Leaving to one side for a moment the huge and unsubstantiated assumptions that underpin that particular logic – as they have been well considered elsewhere and will continue to be so – it is the case that many organisations have already made their first significant forays into commercial activities. Many more will follow. For those organisations the question is how will organisational and governance design mitigate the risk of failure. And let’s be clear – at some point some commercial enterprises run by housing associations will fail. If that were not true, it would mean that the sector had found a way to run risk-free commercial entities that would never fail; a really neat trick if it could be pulled off.
The regulator has recently consulted on the question of ‘living wills’. In other words if it all goes completely wrong, you’ve worked out in advance what the plan is. However it would seem sensible that the first approach to mitigating the risk of commercial failure is to ensure (as far as possible) that there are appropriate legal, constitutional and governance ‘fire-breaks’ in place that insulate the rest of the organisation from the impact of the commercial failure; think amputation rather than death. That way the value-at-risk can be quantified and isolated, leaving the rest of the organisation with the social purpose relatively protected.

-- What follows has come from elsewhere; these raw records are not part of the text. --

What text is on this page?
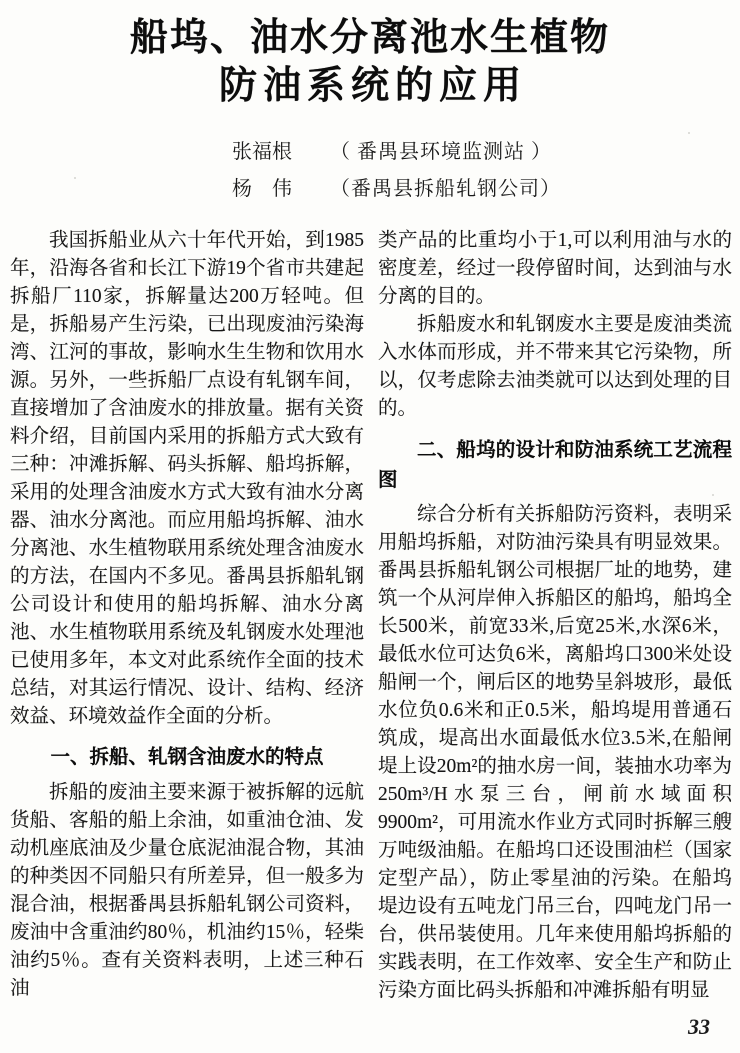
船坞、油水分离池水生植物
防油系统的应用
张福根	（ 番禺县环境监测站 ）
杨　伟	（番禺县拆船轧钢公司）

我国拆船业从六十年代开始，到1985年，沿海各省和长江下游19个省市共建起拆船厂110家，拆解量达200万轻吨。但是，拆船易产生污染，已出现废油污染海湾、江河的事故，影响水生生物和饮用水源。另外，一些拆船厂点设有轧钢车间，直接增加了含油废水的排放量。据有关资料介绍，目前国内采用的拆船方式大致有三种：冲滩拆解、码头拆解、船坞拆解，采用的处理含油废水方式大致有油水分离器、油水分离池。而应用船坞拆解、油水分离池、水生植物联用系统处理含油废水的方法，在国内不多见。番禺县拆船轧钢公司设计和使用的船坞拆解、油水分离池、水生植物联用系统及轧钢废水处理池已使用多年，本文对此系统作全面的技术总结，对其运行情况、设计、结构、经济效益、环境效益作全面的分析。

一、拆船、轧钢含油废水的特点

拆船的废油主要来源于被拆解的远航货船、客船的船上余油，如重油仓油、发动机座底油及少量仓底泥油混合物，其油的种类因不同船只有所差异，但一般多为混合油，根据番禺县拆船轧钢公司资料，废油中含重油约80％，机油约15％，轻柴油约5％。查有关资料表明，上述三种石油

类产品的比重均小于1,可以利用油与水的密度差，经过一段停留时间，达到油与水分离的目的。

拆船废水和轧钢废水主要是废油类流入水体而形成，并不带来其它污染物，所以，仅考虑除去油类就可以达到处理的目的。

二、船坞的设计和防油系统工艺流程图

综合分析有关拆船防污资料，表明采用船坞拆船，对防油污染具有明显效果。番禺县拆船轧钢公司根据厂址的地势，建筑一个从河岸伸入拆船区的船坞，船坞全长500米，前宽33米,后宽25米,水深6米，最低水位可达负6米，离船坞口300米处设船闸一个，闸后区的地势呈斜坡形，最低水位负0.6米和正0.5米，船坞堤用普通石筑成，堤高出水面最低水位3.5米,在船闸堤上设20m²的抽水房一间，装抽水功率为250m³/H水泵三台，闸前水域面积9900m²，可用流水作业方式同时拆解三艘万吨级油船。在船坞口还设围油栏（国家定型产品），防止零星油的污染。在船坞堤边设有五吨龙门吊三台，四吨龙门吊一台，供吊装使用。几年来使用船坞拆船的实践表明，在工作效率、安全生产和防止污染方面比码头拆船和冲滩拆船有明显

33
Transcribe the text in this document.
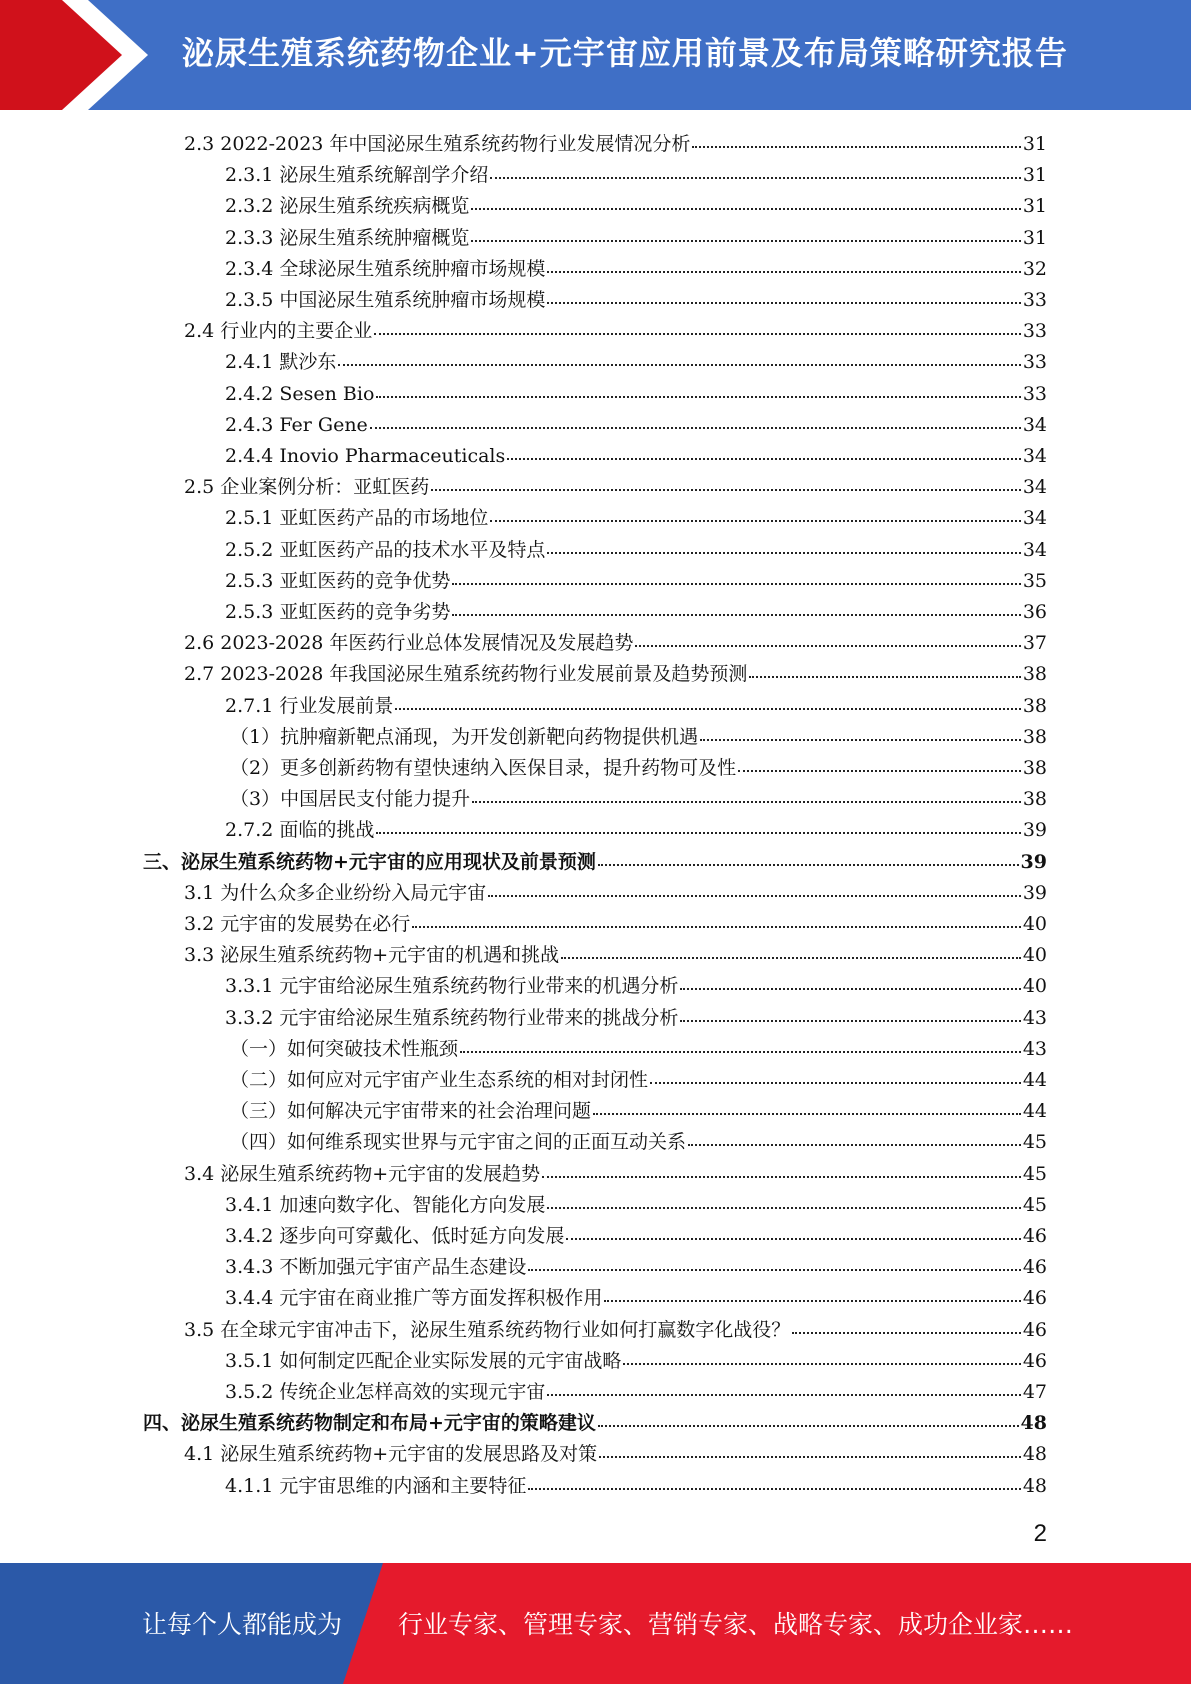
泌尿生殖系统药物企业+元宇宙应用前景及布局策略研究报告
2.3 2022-2023 年中国泌尿生殖系统药物行业发展情况分析	31
2.3.1 泌尿生殖系统解剖学介绍	31
2.3.2 泌尿生殖系统疾病概览	31
2.3.3 泌尿生殖系统肿瘤概览	31
2.3.4 全球泌尿生殖系统肿瘤市场规模	32
2.3.5 中国泌尿生殖系统肿瘤市场规模	33
2.4 行业内的主要企业	33
2.4.1 默沙东	33
2.4.2 Sesen Bio	33
2.4.3 Fer Gene	34
2.4.4 Inovio Pharmaceuticals	34
2.5 企业案例分析：亚虹医药	34
2.5.1 亚虹医药产品的市场地位	34
2.5.2 亚虹医药产品的技术水平及特点	34
2.5.3 亚虹医药的竞争优势	35
2.5.3 亚虹医药的竞争劣势	36
2.6 2023-2028 年医药行业总体发展情况及发展趋势	37
2.7 2023-2028 年我国泌尿生殖系统药物行业发展前景及趋势预测	38
2.7.1 行业发展前景	38
（1）抗肿瘤新靶点涌现，为开发创新靶向药物提供机遇	38
（2）更多创新药物有望快速纳入医保目录，提升药物可及性	38
（3）中国居民支付能力提升	38
2.7.2 面临的挑战	39
三、泌尿生殖系统药物+元宇宙的应用现状及前景预测	39
3.1 为什么众多企业纷纷入局元宇宙	39
3.2 元宇宙的发展势在必行	40
3.3 泌尿生殖系统药物+元宇宙的机遇和挑战	40
3.3.1 元宇宙给泌尿生殖系统药物行业带来的机遇分析	40
3.3.2 元宇宙给泌尿生殖系统药物行业带来的挑战分析	43
（一）如何突破技术性瓶颈	43
（二）如何应对元宇宙产业生态系统的相对封闭性	44
（三）如何解决元宇宙带来的社会治理问题	44
（四）如何维系现实世界与元宇宙之间的正面互动关系	45
3.4 泌尿生殖系统药物+元宇宙的发展趋势	45
3.4.1 加速向数字化、智能化方向发展	45
3.4.2 逐步向可穿戴化、低时延方向发展	46
3.4.3 不断加强元宇宙产品生态建设	46
3.4.4 元宇宙在商业推广等方面发挥积极作用	46
3.5 在全球元宇宙冲击下，泌尿生殖系统药物行业如何打赢数字化战役？	46
3.5.1 如何制定匹配企业实际发展的元宇宙战略	46
3.5.2 传统企业怎样高效的实现元宇宙	47
四、泌尿生殖系统药物制定和布局+元宇宙的策略建议	48
4.1 泌尿生殖系统药物+元宇宙的发展思路及对策	48
4.1.1 元宇宙思维的内涵和主要特征	48
2
让每个人都能成为 行业专家、管理专家、营销专家、战略专家、成功企业家……
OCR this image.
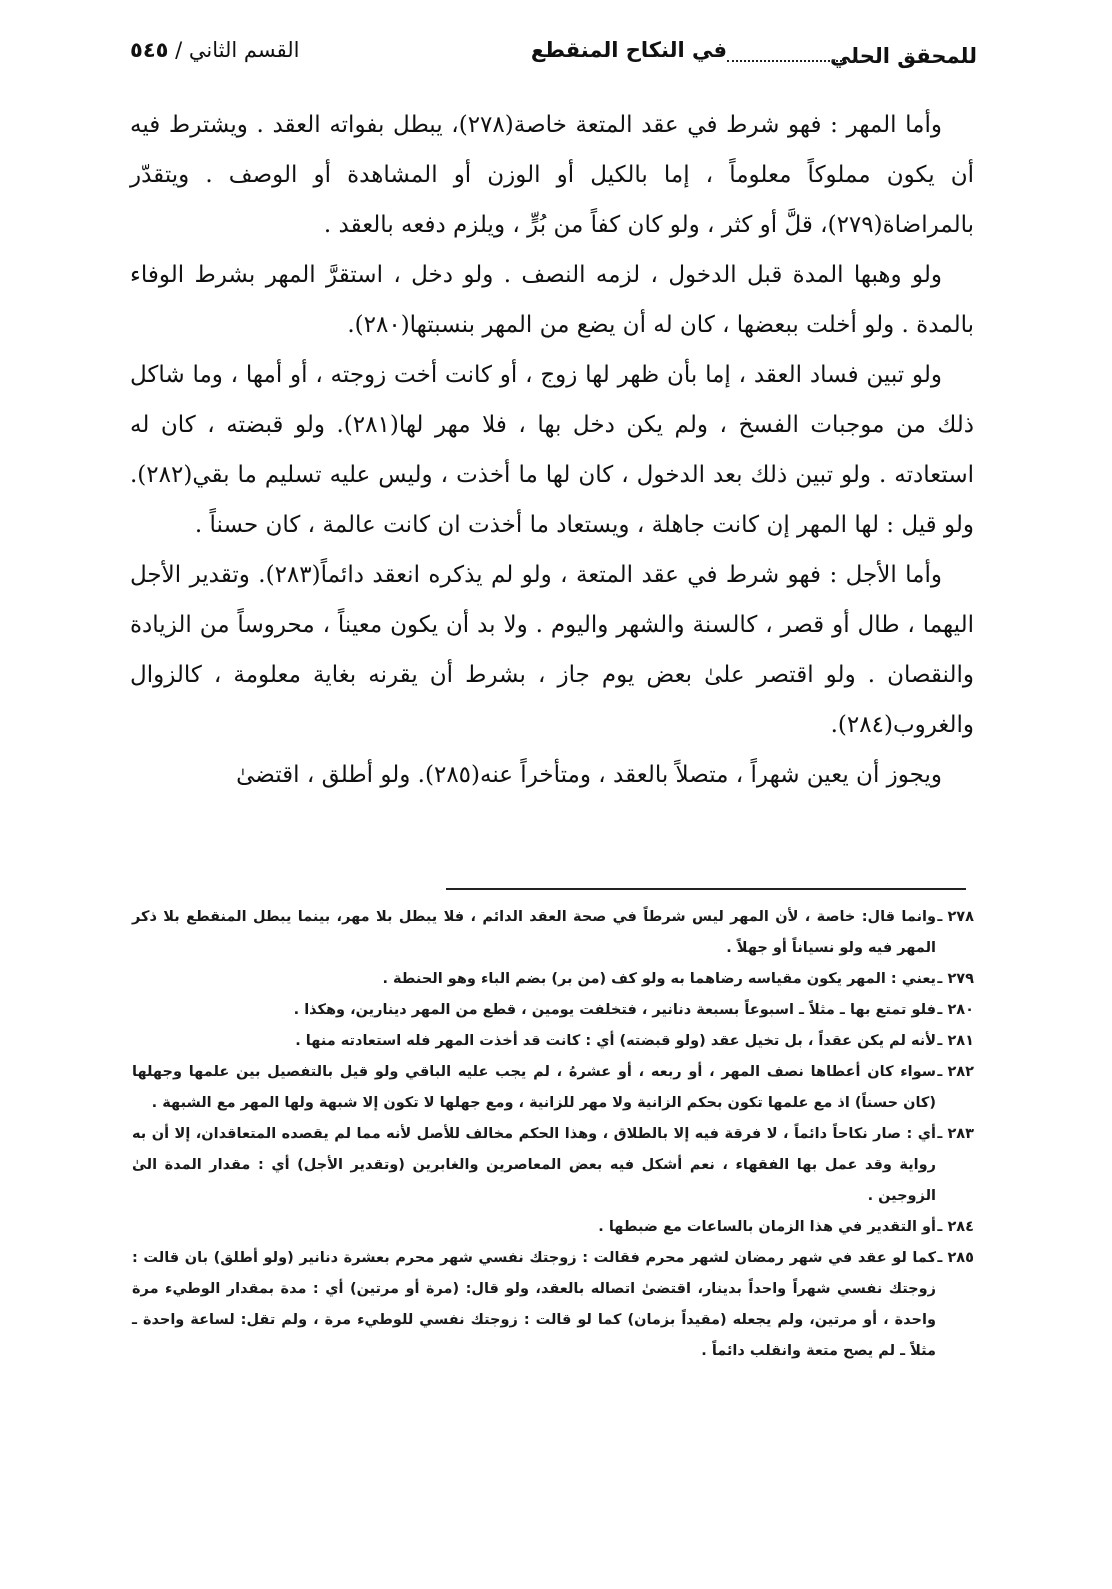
للمحقق الحلي
في النكاح المنقطع
القسم الثاني / ٥٤٥

وأما المهر : فهو شرط في عقد المتعة خاصة(٢٧٨)، يبطل بفواته العقد . ويشترط فيه أن يكون مملوكاً معلوماً ، إما بالكيل أو الوزن أو المشاهدة أو الوصف . ويتقدّر بالمراضاة(٢٧٩)، قلَّ أو كثر ، ولو كان كفاً من بُرٍّ ، ويلزم دفعه بالعقد .

ولو وهبها المدة قبل الدخول ، لزمه النصف . ولو دخل ، استقرَّ المهر بشرط الوفاء بالمدة . ولو أخلت ببعضها ، كان له أن يضع من المهر بنسبتها(٢٨٠).

ولو تبين فساد العقد ، إما بأن ظهر لها زوج ، أو كانت أخت زوجته ، أو أمها ، وما شاكل ذلك من موجبات الفسخ ، ولم يكن دخل بها ، فلا مهر لها(٢٨١). ولو قبضته ، كان له استعادته . ولو تبين ذلك بعد الدخول ، كان لها ما أخذت ، وليس عليه تسليم ما بقي(٢٨٢). ولو قيل : لها المهر إن كانت جاهلة ، ويستعاد ما أخذت ان كانت عالمة ، كان حسناً .

وأما الأجل : فهو شرط في عقد المتعة ، ولو لم يذكره انعقد دائماً(٢٨٣). وتقدير الأجل اليهما ، طال أو قصر ، كالسنة والشهر واليوم . ولا بد أن يكون معيناً ، محروساً من الزيادة والنقصان . ولو اقتصر علىٰ بعض يوم جاز ، بشرط أن يقرنه بغاية معلومة ، كالزوال والغروب(٢٨٤).

ويجوز أن يعين شهراً ، متصلاً بالعقد ، ومتأخراً عنه(٢٨٥). ولو أطلق ، اقتضىٰ

٢٧٨ ـ
وانما قال: خاصة ، لأن المهر ليس شرطاً في صحة العقد الدائم ، فلا يبطل بلا مهر، بينما يبطل المنقطع بلا ذكر المهر فيه ولو نسياناً أو جهلاً .
٢٧٩ ـ
يعني : المهر يكون مقياسه رضاهما به ولو كف (من بر) بضم الباء وهو الحنطة .
٢٨٠ ـ
فلو تمتع بها ـ مثلاً ـ اسبوعاً بسبعة دنانير ، فتخلفت يومين ، قطع من المهر دينارين، وهكذا .
٢٨١ ـ
لأنه لم يكن عقداً ، بل تخيل عقد (ولو قبضته) أي : كانت قد أخذت المهر فله استعادته منها .
٢٨٢ ـ
سواء كان أعطاها نصف المهر ، أو ربعه ، أو عشرهُ ، لم يجب عليه الباقي ولو قيل بالتفصيل بين علمها وجهلها (كان حسناً) اذ مع علمها تكون بحكم الزانية ولا مهر للزانية ، ومع جهلها لا تكون إلا شبهة ولها المهر مع الشبهة .
٢٨٣ ـ
أي : صار نكاحاً دائماً ، لا فرقة فيه إلا بالطلاق ، وهذا الحكم مخالف للأصل لأنه مما لم يقصده المتعاقدان، إلا أن به رواية وقد عمل بها الفقهاء ، نعم أشكل فيه بعض المعاصرين والغابرين (وتقدير الأجل) أي : مقدار المدة الىٰ الزوجين .
٢٨٤ ـ
أو التقدير في هذا الزمان بالساعات مع ضبطها .
٢٨٥ ـ
كما لو عقد في شهر رمضان لشهر محرم فقالت : زوجتك نفسي شهر محرم بعشرة دنانير (ولو أطلق) بان قالت : زوجتك نفسي شهراً واحداً بدينار، اقتضىٰ اتصاله بالعقد، ولو قال: (مرة أو مرتين) أي : مدة بمقدار الوطيء مرة واحدة ، أو مرتين، ولم يجعله (مقيداً بزمان) كما لو قالت : زوجتك نفسي للوطيء مرة ، ولم تقل: لساعة واحدة ـ مثلاً ـ لم يصح متعة وانقلب دائماً .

So now is the time for boards to be asking those searching questions of their executive – what would happen if our commercial entity did fail spectacularly? How have we designed our business for minimising the impact? How can we be assured that those design characteristics would work as planned?
On a final point, if any board member has already asked these questions and been re-assured that there is no risk (or even if there is, that it was minimal and nothing to worry about) could you let us know please? The queue of investors for risk-free commercial ventures is likely to be a long one and we’d like to be near the front of the queue – unless, of course, it involves a goose and golden eggs.